Several designers are incorporating ecological knowledge into their design processes, such as Justine Woods, a Métis garment artist and creative scholar, who explores Indigenous fashion technologies through her designs and writing. The piece below is her master’s thesis which explores decolonial love through garment construction and beadwork.

“My research centres on decolonial love as a methodology with the expressed purpose of physically and conceptually re-stitch alternative worlds that are grounded in ethical practices and based on respect, empathy, reciprocity, consent and love.”

We carry our homeland(s) close to our heart (front view), 2021.

A reciprocal and respectful relationship with nature is common to Indigenous designers who deeply connect to their homeland. Indigenous (Kaska Dene and Cree) designer Sho Sho Esquiro creates contemporary art using traditional techniques and spoke with Vogue about her design process rooted in her upbringing in the Yukon.

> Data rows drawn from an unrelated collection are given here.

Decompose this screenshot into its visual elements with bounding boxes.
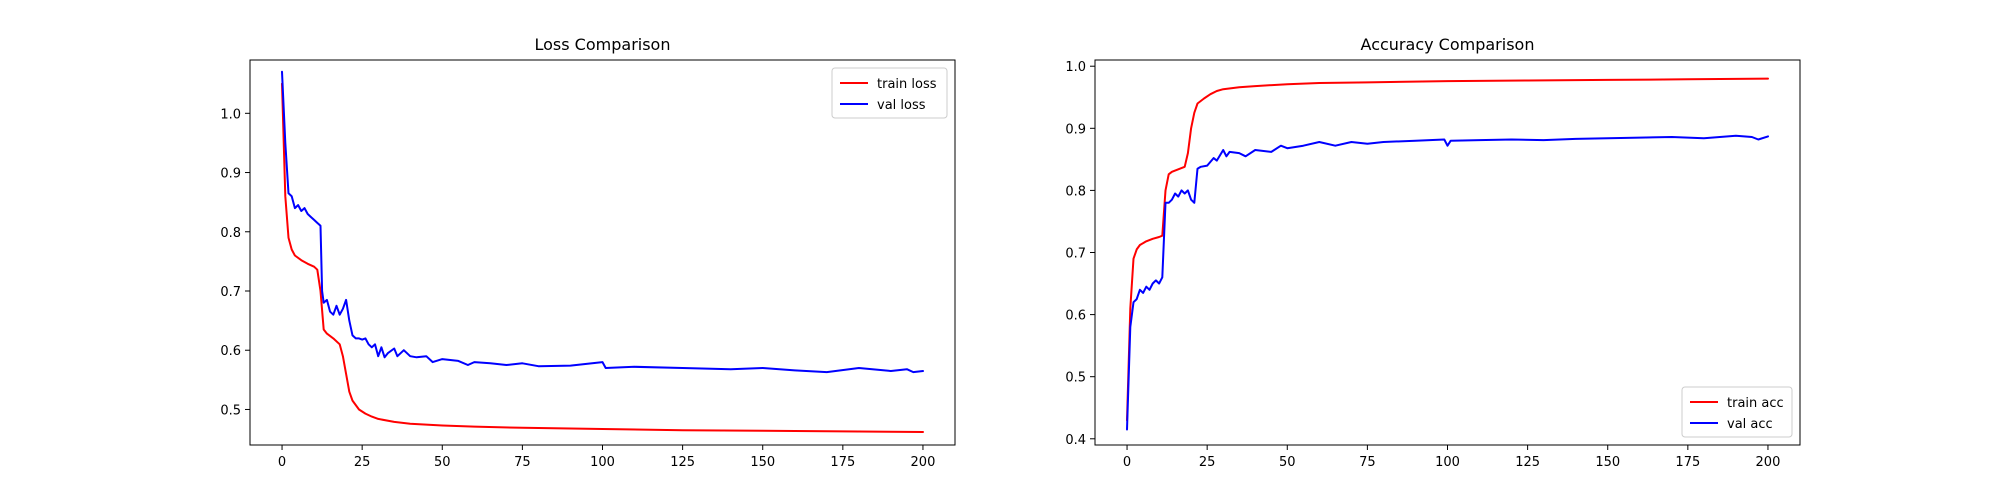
plot-area-frame bbox=[249, 59, 956, 446]
loss-chart: Loss Comparison 0 25 50 75 100 125 150 175 200 0.5… bbox=[220, 35, 956, 470]
plot-area-frame bbox=[1094, 59, 1801, 446]
legend-label: train acc bbox=[1727, 396, 1784, 411]
legend: train loss val loss bbox=[831, 67, 948, 119]
y-tick-label: 0.4 bbox=[1065, 433, 1086, 448]
legend-box bbox=[831, 67, 948, 119]
x-tick-label: 150 bbox=[1595, 455, 1620, 470]
y-tick-label: 0.6 bbox=[1065, 309, 1086, 324]
y-tick-label: 0.6 bbox=[220, 344, 241, 359]
y-tick-label: 0.5 bbox=[220, 403, 241, 418]
legend-box bbox=[1681, 386, 1793, 438]
x-tick-label: 75 bbox=[514, 455, 531, 470]
y-tick-label: 1.0 bbox=[220, 107, 241, 122]
legend-label: val acc bbox=[1727, 417, 1773, 432]
x-tick-label: 25 bbox=[354, 455, 371, 470]
x-tick-label: 0 bbox=[1123, 455, 1131, 470]
x-tick-label: 25 bbox=[1199, 455, 1216, 470]
y-tick-label: 1.0 bbox=[1065, 60, 1086, 75]
series-line-val-acc bbox=[1126, 134, 1769, 431]
y-tick-label: 0.8 bbox=[220, 226, 241, 241]
x-tick-label: 125 bbox=[670, 455, 695, 470]
y-tick-label: 0.9 bbox=[1065, 122, 1086, 137]
chart-title: Accuracy Comparison bbox=[1361, 35, 1535, 54]
y-tick-label: 0.8 bbox=[1065, 184, 1086, 199]
y-tick-label: 0.5 bbox=[1065, 371, 1086, 386]
y-tick-label: 0.9 bbox=[220, 167, 241, 182]
series-line-train-acc bbox=[1126, 77, 1769, 422]
x-tick-label: 175 bbox=[830, 455, 855, 470]
chart-title: Loss Comparison bbox=[535, 35, 671, 54]
accuracy-chart: Accuracy Comparison 0 25 50 75 100 125 150 175 20… bbox=[1065, 35, 1801, 470]
x-tick-label: 75 bbox=[1359, 455, 1376, 470]
legend-label: train loss bbox=[877, 77, 937, 92]
x-tick-label: 125 bbox=[1515, 455, 1540, 470]
x-tick-label: 50 bbox=[434, 455, 451, 470]
x-tick-label: 100 bbox=[1435, 455, 1460, 470]
x-tick-label: 150 bbox=[750, 455, 775, 470]
x-tick-label: 200 bbox=[1756, 455, 1781, 470]
x-tick-label: 175 bbox=[1675, 455, 1700, 470]
legend-label: val loss bbox=[877, 98, 926, 113]
x-tick-label: 100 bbox=[590, 455, 615, 470]
legend: train acc val acc bbox=[1681, 386, 1793, 438]
y-tick-label: 0.7 bbox=[1065, 247, 1086, 262]
x-tick-label: 0 bbox=[278, 455, 286, 470]
series-line-val-loss bbox=[281, 70, 924, 374]
x-tick-label: 50 bbox=[1279, 455, 1296, 470]
x-tick-label: 200 bbox=[911, 455, 936, 470]
series-line-train-loss bbox=[281, 82, 924, 433]
y-tick-label: 0.7 bbox=[220, 285, 241, 300]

“We honoured each animal and used everything. Tanning the hide, using the fur. Garments would be passed down through generations, removed, and made new again.” Rather than mass production, Esquiro creates one-of-a-kind pieces that bring life to her culture through respect.

Esquiro’s use of traditional tactical techniques to create textiles carries forth and preserves her cultural heritage with respect and reciprocity for the surrounding community and environment. Indigenous designers like Woods and Esquiro illustrate how sustainability is spiritual through deep respect for materials, community, and the environment.


Many sustainable models of fashion are rooted in the practices of Indigenous communities, yet society’s connection to nature remains fragmented. To continue the progress sustainably, we must understand the spiritual nature of fashion that indigenous communities and designers who, stewards of their land, have understood for generations. We must establish an ethical framework of respect to build connections, reflect on learnings, and direct action toward sustainable solutions to re-connect the spiritual with sustainability.

We wish you a happy holiday season and we will be back with monthly articles in the new year!

Stay diligent friends and always be curious.